From the short series, “A Failed Adventure”
As I continued on my search for woven blankets, I encountered a number of shopkeepers of various ages, demeanors, levels of devoutness, and English-speaking ability. When I returned for a second time to a shrunken hat salesman’s store to buy two more bright red costume fez in the biggest size available, the man grinned ear to ear, exclaiming, “I like you, American!” Seeking a gift for my 7-year-old cousin, I was dragged excitedly to the upstairs room of a dressmaker’s shop and filled to the brim with tea before being begged to try on a dress and offered it for no cost (which I refused, not wanting to exploit myself). In one of Hamidiyya’s plethora of scarf shops, I was rescued from a leering 20-something salesman by a grandfatherly man who picked up on my accent. “You are from America!” he said. “I got my PhD. in Pennsylvania. Where are you from?” As the words “New Hampshire” rolled off my tongue, he nearly jumped up and down with excitement. “You know it?” I asked, surprised. “I traveled in Vermont. I drove through New Hampshire!” he said proudly.

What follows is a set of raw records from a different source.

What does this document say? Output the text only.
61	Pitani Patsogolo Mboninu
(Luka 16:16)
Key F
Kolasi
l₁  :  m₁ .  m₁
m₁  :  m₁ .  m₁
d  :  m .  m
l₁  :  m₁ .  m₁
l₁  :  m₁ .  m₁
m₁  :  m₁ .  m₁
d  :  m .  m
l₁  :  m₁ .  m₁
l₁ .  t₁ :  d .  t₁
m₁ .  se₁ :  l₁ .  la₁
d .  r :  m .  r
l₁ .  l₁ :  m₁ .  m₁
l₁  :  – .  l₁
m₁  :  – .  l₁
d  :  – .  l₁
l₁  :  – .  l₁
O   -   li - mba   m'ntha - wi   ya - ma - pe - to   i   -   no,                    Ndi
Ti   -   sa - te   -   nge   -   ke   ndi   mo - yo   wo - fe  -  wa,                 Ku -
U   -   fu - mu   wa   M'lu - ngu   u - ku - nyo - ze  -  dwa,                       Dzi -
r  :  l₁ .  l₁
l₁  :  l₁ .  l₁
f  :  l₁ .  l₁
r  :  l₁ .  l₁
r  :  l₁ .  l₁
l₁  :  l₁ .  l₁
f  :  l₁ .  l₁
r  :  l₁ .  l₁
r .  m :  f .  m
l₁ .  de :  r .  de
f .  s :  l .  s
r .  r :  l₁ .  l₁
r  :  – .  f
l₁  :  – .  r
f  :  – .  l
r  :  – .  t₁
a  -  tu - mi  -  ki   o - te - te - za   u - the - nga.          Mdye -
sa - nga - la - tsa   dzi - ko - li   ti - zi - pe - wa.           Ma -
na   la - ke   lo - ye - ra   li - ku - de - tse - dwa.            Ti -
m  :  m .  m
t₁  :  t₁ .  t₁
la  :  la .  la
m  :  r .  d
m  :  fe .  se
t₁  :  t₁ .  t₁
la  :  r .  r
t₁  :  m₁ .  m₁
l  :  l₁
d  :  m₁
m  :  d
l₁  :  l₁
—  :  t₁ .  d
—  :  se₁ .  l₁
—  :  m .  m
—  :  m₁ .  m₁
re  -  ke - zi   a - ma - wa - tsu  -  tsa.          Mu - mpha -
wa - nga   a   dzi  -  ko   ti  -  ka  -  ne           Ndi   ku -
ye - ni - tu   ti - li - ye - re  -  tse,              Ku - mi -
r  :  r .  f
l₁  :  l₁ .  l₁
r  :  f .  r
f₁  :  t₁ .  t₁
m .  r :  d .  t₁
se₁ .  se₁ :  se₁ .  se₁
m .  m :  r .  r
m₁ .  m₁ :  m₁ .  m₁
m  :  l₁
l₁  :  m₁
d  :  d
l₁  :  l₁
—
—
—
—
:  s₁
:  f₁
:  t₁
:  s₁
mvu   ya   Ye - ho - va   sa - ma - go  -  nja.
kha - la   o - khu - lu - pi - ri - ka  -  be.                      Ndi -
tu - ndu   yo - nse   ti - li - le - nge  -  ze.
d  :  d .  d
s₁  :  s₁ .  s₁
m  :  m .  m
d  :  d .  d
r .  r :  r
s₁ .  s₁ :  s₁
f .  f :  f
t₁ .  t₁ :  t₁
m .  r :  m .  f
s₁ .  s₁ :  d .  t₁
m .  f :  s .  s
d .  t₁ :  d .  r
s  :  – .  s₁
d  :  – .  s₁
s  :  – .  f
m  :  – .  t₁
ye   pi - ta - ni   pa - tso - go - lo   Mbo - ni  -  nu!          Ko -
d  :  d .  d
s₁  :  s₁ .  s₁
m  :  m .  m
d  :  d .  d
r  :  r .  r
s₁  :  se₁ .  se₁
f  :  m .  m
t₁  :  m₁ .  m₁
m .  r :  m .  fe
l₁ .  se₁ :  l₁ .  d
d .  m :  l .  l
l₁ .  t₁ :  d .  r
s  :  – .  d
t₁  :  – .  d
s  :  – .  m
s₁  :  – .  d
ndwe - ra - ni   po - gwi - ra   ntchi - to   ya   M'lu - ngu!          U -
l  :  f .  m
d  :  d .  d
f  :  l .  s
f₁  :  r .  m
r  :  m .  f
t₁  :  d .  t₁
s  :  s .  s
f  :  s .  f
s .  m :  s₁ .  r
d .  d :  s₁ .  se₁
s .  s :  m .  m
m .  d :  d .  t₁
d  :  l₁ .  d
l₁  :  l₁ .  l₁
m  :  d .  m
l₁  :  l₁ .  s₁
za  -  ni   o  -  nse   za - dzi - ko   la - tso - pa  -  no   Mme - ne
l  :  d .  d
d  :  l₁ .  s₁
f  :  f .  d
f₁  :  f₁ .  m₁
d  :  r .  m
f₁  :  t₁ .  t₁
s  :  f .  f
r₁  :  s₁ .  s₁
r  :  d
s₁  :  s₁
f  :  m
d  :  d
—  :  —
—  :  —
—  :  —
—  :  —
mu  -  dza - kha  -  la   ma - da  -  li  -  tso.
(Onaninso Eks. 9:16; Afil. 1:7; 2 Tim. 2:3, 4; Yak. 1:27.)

Only one thing remained constant: all the shopkeepers and their cohorts were men. And while the market was swarming with women in black gowns and hijab, many with entire faces covered under the niqab newly banned in public offices and universities, I realized none of these women were alone. They walked, whispering, arm-in-arm with mothers, sisters, friends, or children, under the anonymizing protection of the veil.

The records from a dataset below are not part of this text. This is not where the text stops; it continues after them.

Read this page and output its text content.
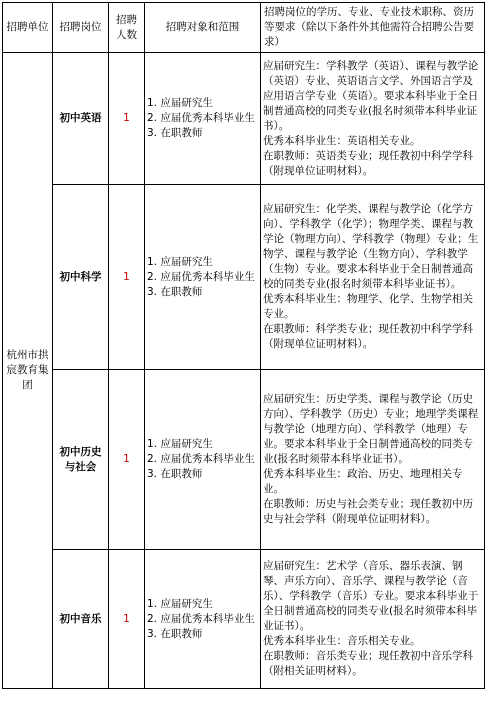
招聘单位	招聘岗位	招聘人数	招聘对象和范围	招聘岗位的学历、专业、专业技术职称、资历等要求（除以下条件外其他需符合招聘公告要求）
杭州市拱宸教育集团	初中英语	1	1. 应届研究生
2. 应届优秀本科毕业生
3. 在职教师	应届研究生：学科教学（英语）、课程与教学论（英语）专业、英语语言文学、外国语言学及应用语言学专业（英语）。要求本科毕业于全日制普通高校的同类专业(报名时须带本科毕业证书）。
优秀本科毕业生：英语相关专业。
在职教师：英语类专业；现任教初中科学学科（附现单位证明材料）。

	初中科学	1	1. 应届研究生
2. 应届优秀本科毕业生
3. 在职教师	应届研究生：化学类、课程与教学论（化学方向）、学科教学（化学）；物理学类、课程与教学论（物理方向）、学科教学（物理）专业；生物学、课程与教学论（生物方向）、学科教学（生物）专业。要求本科毕业于全日制普通高校的同类专业(报名时须带本科毕业证书）。
优秀本科毕业生：物理学、化学、生物学相关专业。
在职教师：科学类专业；现任教初中科学学科（附现单位证明材料）。

	初中历史与社会	1	1. 应届研究生
2. 应届优秀本科毕业生
3. 在职教师	应届研究生：历史学类、课程与教学论（历史方向）、学科教学（历史）专业；地理学类课程与教学论（地理方向）、学科教学（地理）专业。要求本科毕业于全日制普通高校的同类专业(报名时须带本科毕业证书）。
优秀本科毕业生：政治、历史、地理相关专业。
在职教师：历史与社会类专业；现任教初中历史与社会学科（附现单位证明材料）。

	初中音乐	1	1. 应届研究生
2. 应届优秀本科毕业生
3. 在职教师	应届研究生：艺术学（音乐、器乐表演、钢琴、声乐方向）、音乐学、课程与教学论（音乐）、学科教学（音乐）专业。要求本科毕业于全日制普通高校的同类专业(报名时须带本科毕业证书）。
优秀本科毕业生：音乐相关专业。
在职教师：音乐类专业；现任教初中音乐学科（附相关证明材料）。
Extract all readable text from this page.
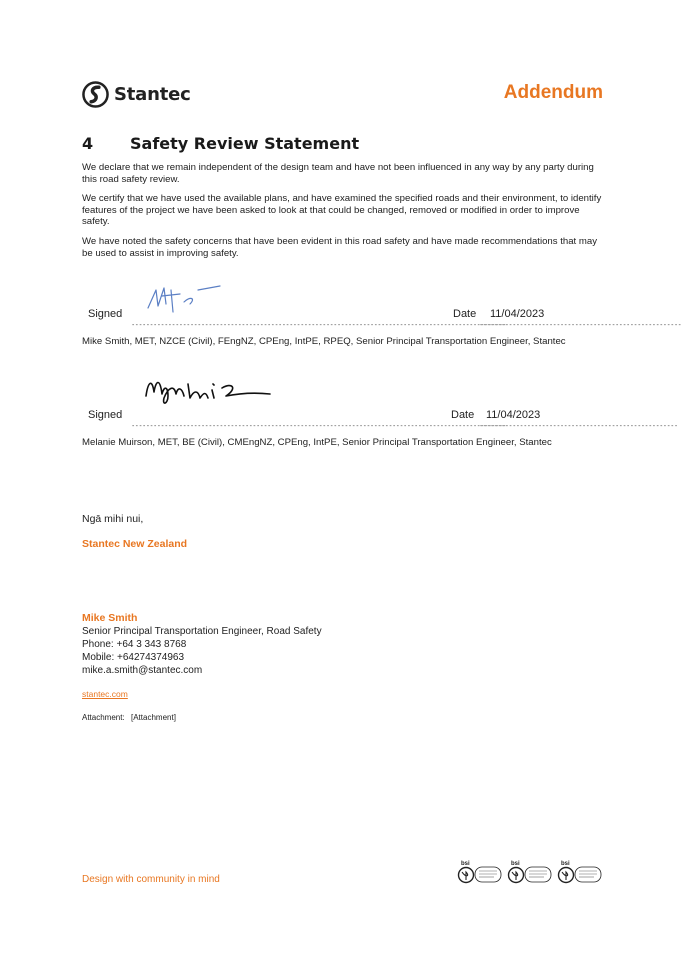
Stantec	Addendum
4 Safety Review Statement
We declare that we remain independent of the design team and have not been influenced in any way by any party during this road safety review.
We certify that we have used the available plans, and have examined the specified roads and their environment, to identify features of the project we have been asked to look at that could be changed, removed or modified in order to improve safety.
We have noted the safety concerns that have been evident in this road safety and have made recommendations that may be used to assist in improving safety.
Signed
- - - - - - - - - - - - - - - - - - - - - - - - - - - - - - - - - - - - - - - - - - - - - - - - - - - - - - - - - - - - - - - - - - - - - - - - - - - - - - - - - - - - - - - - - - - - - - - - - - - - - -
Date 11/04/2023
- - - - - - - - - - - - - - - - - - - - - - - - - - - - - - - - - - - - - - - - - - - - - - - - - - - - - - -
Mike Smith, MET, NZCE (Civil), FEngNZ, CPEng, IntPE, RPEQ, Senior Principal Transportation Engineer, Stantec
Signed
- - - - - - - - - - - - - - - - - - - - - - - - - - - - - - - - - - - - - - - - - - - - - - - - - - - - - - - - - - - - - - - - - - - - - - - - - - - - - - - - - - - - - - - - - - - - - - - - - - - - - -
Date 11/04/2023
- - - - - - - - - - - - - - - - - - - - - - - - - - - - - - - - - - - - - - - - - - - - - - - - - - - - - -
Melanie Muirson, MET, BE (Civil), CMEngNZ, CPEng, IntPE, Senior Principal Transportation Engineer, Stantec
Ngā mihi nui,
Stantec New Zealand
Mike Smith
Senior Principal Transportation Engineer, Road Safety
Phone: +64 3 343 8768
Mobile: +64274374963
mike.a.smith@stantec.com
stantec.com
Attachment: [Attachment]
Design with community in mind
bsi	bsi	bsi
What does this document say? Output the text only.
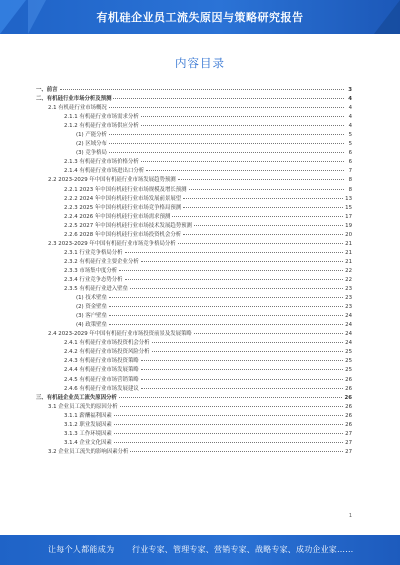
有机硅企业员工流失原因与策略研究报告
内容目录
一、前言	3
二、有机硅行业市场分析及预测	4
2.1 有机硅行业市场概况	4
2.1.1 有机硅行业市场需求分析	4
2.1.2 有机硅行业市场供应分析	4
(1) 产能分析	5
(2) 区域分布	5
(3) 竞争格局	6
2.1.3 有机硅行业市场价格分析	6
2.1.4 有机硅行业市场进出口分析	7
2.2 2023-2029 年中国有机硅行业市场发展趋势预测	8
2.2.1 2023 年中国有机硅行业市场规模及增长预测	8
2.2.2 2024 年中国有机硅行业市场发展前景展望	13
2.2.3 2025 年中国有机硅行业市场竞争格局预测	15
2.2.4 2026 年中国有机硅行业市场需求预测	17
2.2.5 2027 年中国有机硅行业市场技术发展趋势预测	19
2.2.6 2028 年中国有机硅行业市场投资机会分析	20
2.3 2023-2029 年中国有机硅行业市场竞争格局分析	21
2.3.1 行业竞争格局分析	21
2.3.2 有机硅行业主要企业分析	21
2.3.3 市场集中度分析	22
2.3.4 行业竞争态势分析	22
2.3.5 有机硅行业进入壁垒	23
(1) 技术壁垒	23
(2) 资金壁垒	23
(3) 客户壁垒	24
(4) 政策壁垒	24
2.4 2023-2029 年中国有机硅行业市场投资前景及发展策略	24
2.4.1 有机硅行业市场投资机会分析	24
2.4.2 有机硅行业市场投资风险分析	25
2.4.3 有机硅行业市场投资策略	25
2.4.4 有机硅行业市场发展策略	25
2.4.5 有机硅行业市场营销策略	26
2.4.6 有机硅行业市场发展建议	26
三、有机硅企业员工流失原因分析	26
3.1 企业员工流失的原因分析	26
3.1.1 薪酬福利因素	26
3.1.2 职业发展因素	26
3.1.3 工作环境因素	27
3.1.4 企业文化因素	27
3.2 企业员工流失的影响因素分析	27
1
让每个人都能成为 行业专家、管理专家、营销专家、战略专家、成功企业家……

Conservative Muslim Dress at the Mosque
Having found and purchased my blankets (eight of them, in fact) from an elderly man who spoke not a word of English but managed to decipher my poor Arabic, I needed to head home to drop off my heavy load of gifts before continuing. I turned around in the middle of the souq and vowed to return that afternoon to experience the rest of it. As I passed through the market’s welcoming arches where vendors displayed ornate Qur’ans, prayer beads, and shawls, a younger man in a Tshirt and khaki shorts—the only pair I saw in Damascus—looked my way and said something indecipherable. I ignored him and continued walking toward home in hopes of keeping myself out of trouble. But after several minutes of walking through the independent handicraft vendors lining the streets behind the Grand Mosque, I felt like I was being followed. I pulled off to the side of the street where a table full of baby toys and shoes was on display and my fears were confirmed. The young man in the shorts pulled over, too, and stepped increasingly closer to me. I looked him squarely in the eye and said firmly, but quietly to avoid making a scene, “No. Halas.” But instead of backing off, a creepy smiled sprawled across his narrow face and he continued toward me, whispering something in Arabic I’m not sure I would have been able to understand even in full voice.
Now I had no choice but to use the people around me. So I repeated, in a louder voice this time, gesturing toward the man as I addressed the crowds with my eyes. “Halas! Laa! No!” He took a step back and looked at his feet, then, perhaps employing all of the English he knew, looked me in the face and muttered “beetch” before wheeling around on his heels and rushing in the opposite direction.
I walked home for lunch under the discomforting stares of Souq Al-Hamidiyya’s patrons, my bags now feeling a little heavier than before.